ただ、よく見ると普通のマンションではなく、シニア向けの分譲マンションのチラシである。
物件概要
- 【第2期本広告】東京駅直通12分、駅徒歩22分。総戸数88戸、4階建。販売戸数27戸、1LDK(42.39m2)~2LDK(90.76m2)。販売価格3,660万円~9,580万円。2020年2月竣工済み(本チラシ掲載日の1年前)。
駅から遠いが問題ない!?
3駅アクセスはいずれも遠い。2経路はバス便、1経路は徒歩22分!
でも、シニア向けマンション。住人の多くは通勤不要だから問題ない。シニア向けマンションに住む人にとって重要なことは、買い物に便利なことと病院に近いことだろう。

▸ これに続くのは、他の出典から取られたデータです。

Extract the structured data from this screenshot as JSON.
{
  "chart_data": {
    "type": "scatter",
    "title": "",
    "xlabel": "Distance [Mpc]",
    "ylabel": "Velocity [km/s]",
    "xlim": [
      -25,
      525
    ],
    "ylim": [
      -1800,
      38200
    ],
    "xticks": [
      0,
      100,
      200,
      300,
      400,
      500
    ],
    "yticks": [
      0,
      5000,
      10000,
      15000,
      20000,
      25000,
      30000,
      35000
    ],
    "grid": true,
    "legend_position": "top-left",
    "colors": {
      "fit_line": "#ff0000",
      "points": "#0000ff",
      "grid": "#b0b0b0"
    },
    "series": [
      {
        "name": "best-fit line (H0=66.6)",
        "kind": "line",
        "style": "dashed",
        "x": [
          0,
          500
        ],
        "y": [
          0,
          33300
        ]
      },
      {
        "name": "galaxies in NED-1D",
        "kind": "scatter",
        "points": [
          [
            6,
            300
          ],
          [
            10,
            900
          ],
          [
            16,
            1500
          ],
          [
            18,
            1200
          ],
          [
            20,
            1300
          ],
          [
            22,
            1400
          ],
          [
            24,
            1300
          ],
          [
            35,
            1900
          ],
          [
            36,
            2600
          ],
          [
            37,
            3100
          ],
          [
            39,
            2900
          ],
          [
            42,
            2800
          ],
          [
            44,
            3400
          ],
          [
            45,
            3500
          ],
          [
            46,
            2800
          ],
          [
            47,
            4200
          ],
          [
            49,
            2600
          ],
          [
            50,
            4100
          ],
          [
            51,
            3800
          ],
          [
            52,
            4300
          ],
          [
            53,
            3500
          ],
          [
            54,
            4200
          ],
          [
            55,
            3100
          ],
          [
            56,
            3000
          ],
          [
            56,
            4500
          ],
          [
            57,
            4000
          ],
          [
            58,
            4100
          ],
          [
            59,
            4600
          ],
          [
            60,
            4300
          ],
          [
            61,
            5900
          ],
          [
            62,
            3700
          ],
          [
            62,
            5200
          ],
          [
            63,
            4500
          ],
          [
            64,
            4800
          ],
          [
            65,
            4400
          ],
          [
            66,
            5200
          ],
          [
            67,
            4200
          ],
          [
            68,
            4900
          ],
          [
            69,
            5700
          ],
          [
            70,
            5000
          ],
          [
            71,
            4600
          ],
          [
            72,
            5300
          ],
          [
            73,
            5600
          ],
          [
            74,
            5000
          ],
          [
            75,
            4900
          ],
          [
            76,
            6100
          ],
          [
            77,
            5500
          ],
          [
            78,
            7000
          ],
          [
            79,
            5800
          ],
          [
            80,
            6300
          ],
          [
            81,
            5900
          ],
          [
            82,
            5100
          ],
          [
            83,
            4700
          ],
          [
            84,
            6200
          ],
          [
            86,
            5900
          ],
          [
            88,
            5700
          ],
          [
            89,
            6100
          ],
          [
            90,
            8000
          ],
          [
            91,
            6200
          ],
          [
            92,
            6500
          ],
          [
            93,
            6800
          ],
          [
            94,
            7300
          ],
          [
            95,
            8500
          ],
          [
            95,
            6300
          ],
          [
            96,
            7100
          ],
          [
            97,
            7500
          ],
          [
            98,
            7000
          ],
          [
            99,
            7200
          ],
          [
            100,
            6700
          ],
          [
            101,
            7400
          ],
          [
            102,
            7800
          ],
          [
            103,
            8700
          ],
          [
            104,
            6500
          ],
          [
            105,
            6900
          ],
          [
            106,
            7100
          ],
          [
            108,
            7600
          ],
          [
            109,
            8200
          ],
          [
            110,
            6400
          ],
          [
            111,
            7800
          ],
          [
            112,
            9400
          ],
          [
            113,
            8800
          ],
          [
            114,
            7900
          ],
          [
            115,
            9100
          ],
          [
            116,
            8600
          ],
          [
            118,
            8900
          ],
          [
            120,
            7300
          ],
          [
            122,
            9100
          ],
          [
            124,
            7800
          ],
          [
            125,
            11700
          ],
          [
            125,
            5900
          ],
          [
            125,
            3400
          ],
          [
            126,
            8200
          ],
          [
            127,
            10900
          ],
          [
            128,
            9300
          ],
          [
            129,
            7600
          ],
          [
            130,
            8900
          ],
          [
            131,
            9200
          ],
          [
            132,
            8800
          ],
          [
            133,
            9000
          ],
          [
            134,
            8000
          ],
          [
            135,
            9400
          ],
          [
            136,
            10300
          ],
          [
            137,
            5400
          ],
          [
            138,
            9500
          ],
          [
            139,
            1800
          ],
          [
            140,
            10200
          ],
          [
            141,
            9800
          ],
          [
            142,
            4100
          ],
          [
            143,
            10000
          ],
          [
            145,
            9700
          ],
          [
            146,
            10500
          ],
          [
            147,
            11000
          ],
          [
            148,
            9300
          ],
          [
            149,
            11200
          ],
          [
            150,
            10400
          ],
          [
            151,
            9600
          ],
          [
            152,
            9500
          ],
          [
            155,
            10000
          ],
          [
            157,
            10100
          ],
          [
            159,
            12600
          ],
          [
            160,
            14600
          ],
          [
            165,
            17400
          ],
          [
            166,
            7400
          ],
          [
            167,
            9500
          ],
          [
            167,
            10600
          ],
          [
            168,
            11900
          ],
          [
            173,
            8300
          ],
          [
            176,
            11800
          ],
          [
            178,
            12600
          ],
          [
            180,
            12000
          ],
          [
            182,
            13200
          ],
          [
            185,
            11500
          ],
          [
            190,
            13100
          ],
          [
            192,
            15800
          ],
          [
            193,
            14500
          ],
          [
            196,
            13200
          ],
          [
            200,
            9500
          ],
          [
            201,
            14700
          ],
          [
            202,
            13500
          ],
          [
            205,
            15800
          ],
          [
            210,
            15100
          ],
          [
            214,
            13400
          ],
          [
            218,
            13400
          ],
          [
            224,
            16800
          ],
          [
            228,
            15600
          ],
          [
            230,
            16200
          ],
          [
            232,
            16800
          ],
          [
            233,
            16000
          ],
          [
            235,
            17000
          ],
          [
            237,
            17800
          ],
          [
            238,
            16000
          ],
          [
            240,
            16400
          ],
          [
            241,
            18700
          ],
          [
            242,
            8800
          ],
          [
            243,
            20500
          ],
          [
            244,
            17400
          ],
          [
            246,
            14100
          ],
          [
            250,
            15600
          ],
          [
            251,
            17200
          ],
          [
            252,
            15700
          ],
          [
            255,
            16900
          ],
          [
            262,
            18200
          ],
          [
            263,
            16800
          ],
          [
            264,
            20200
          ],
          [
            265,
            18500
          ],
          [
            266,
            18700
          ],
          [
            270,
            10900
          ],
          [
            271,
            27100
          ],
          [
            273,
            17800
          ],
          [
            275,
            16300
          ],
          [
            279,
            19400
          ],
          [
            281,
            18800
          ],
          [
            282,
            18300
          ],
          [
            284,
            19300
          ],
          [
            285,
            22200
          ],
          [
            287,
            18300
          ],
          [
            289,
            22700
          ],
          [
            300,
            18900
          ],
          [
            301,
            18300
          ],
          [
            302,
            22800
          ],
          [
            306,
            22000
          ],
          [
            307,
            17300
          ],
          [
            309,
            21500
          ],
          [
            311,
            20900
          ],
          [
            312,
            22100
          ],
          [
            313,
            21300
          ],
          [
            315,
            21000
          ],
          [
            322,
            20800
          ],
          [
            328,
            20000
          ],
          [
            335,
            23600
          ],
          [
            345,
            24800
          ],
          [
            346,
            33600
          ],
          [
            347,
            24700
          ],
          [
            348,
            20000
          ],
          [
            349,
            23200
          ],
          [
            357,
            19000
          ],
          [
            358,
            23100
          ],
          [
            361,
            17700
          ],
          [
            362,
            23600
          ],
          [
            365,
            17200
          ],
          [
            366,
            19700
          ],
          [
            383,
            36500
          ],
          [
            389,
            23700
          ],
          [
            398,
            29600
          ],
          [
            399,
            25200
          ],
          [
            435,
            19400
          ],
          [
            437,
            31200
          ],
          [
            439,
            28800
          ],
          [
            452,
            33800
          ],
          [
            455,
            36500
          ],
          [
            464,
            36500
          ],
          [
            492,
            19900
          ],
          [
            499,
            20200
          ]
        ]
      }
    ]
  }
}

その点、このマンションの立地は理想的。市の2次救急指定病院と複合商業施設が隣接しているからだ。しかも複合商業施設のなかには銀行ATMだけでなく、地域包括支援センターもある。
昼夜を問わず、救急車のサイレンが鳴り響くかもしれないが、これは慣れるしかない。
有料とはいえ年寄りにはありがたい支援サービス
このシニアマンションの最大の特徴は、支援スタッフが24時間体制で常駐していることだ。有料とはいえ身体の自由が利かない年寄りにはありがたいサービスが受けられる。
- 各住戸へのゴミ回収 [100円]
- 配膳・下膳 [200円] 配膳のみ・下膳のみ [100円/回]
- 電球取り換え [100円]
- 各住戸への荷物配達 [100円]
- 短時間サービス10分 [500円]
(洗濯及び収納、布団干し、居室整頓、家具の模様替えなど)
気になるのは、人材不足の世の中で、この先もずっと同様のサービスが同様の価格で受けられるかどうかである。
住戸によっては管理費・修繕積立金よりも生活支援業務費のほうが高い
もう一つ気になる点を上げるとすれば、このシニアマンションでは、一般的なマンションと違って、管理費・修繕積立金のほかに、生活支援業務費等も毎月支払う必要があることだ。
この出費はバカにならない。たとえば専有面積42m2の管理費27,600円(650円/m2)、修繕積立金7,300円(173円/m2)に対して、生活支援業務費等は49,725円。管理費・修繕積立金の1.4倍だ(次図)。
管理費・修繕積立金の1.4倍の負担に耐え切れない住人が出てくる可能性がゼロではないが……。
さて、レストランや大浴場、防音仕様のオーディオビジュアルルームやヨガや卓球が楽しめるプレイルームが完備されたこのマンション。
極楽を夢見て購入しても、長いあいだ夢に浸っていることはできないかもしれない。65歳でこのマンションを購入した場合、23区の健康寿命は男性71.89歳、女性74.19歳(厚生労働科学研究「大都市の健康寿命(2016年)」)だから、そのマンションに住める期間は男性7年に満たない(女性9年)。その後は介護施設に移ることになる。
そのことを多くの人は薄々感じているのせいなのか、このマンションは竣工して1年が経過してもまだ完売せずに、未入居の新古マンションとして販売されている。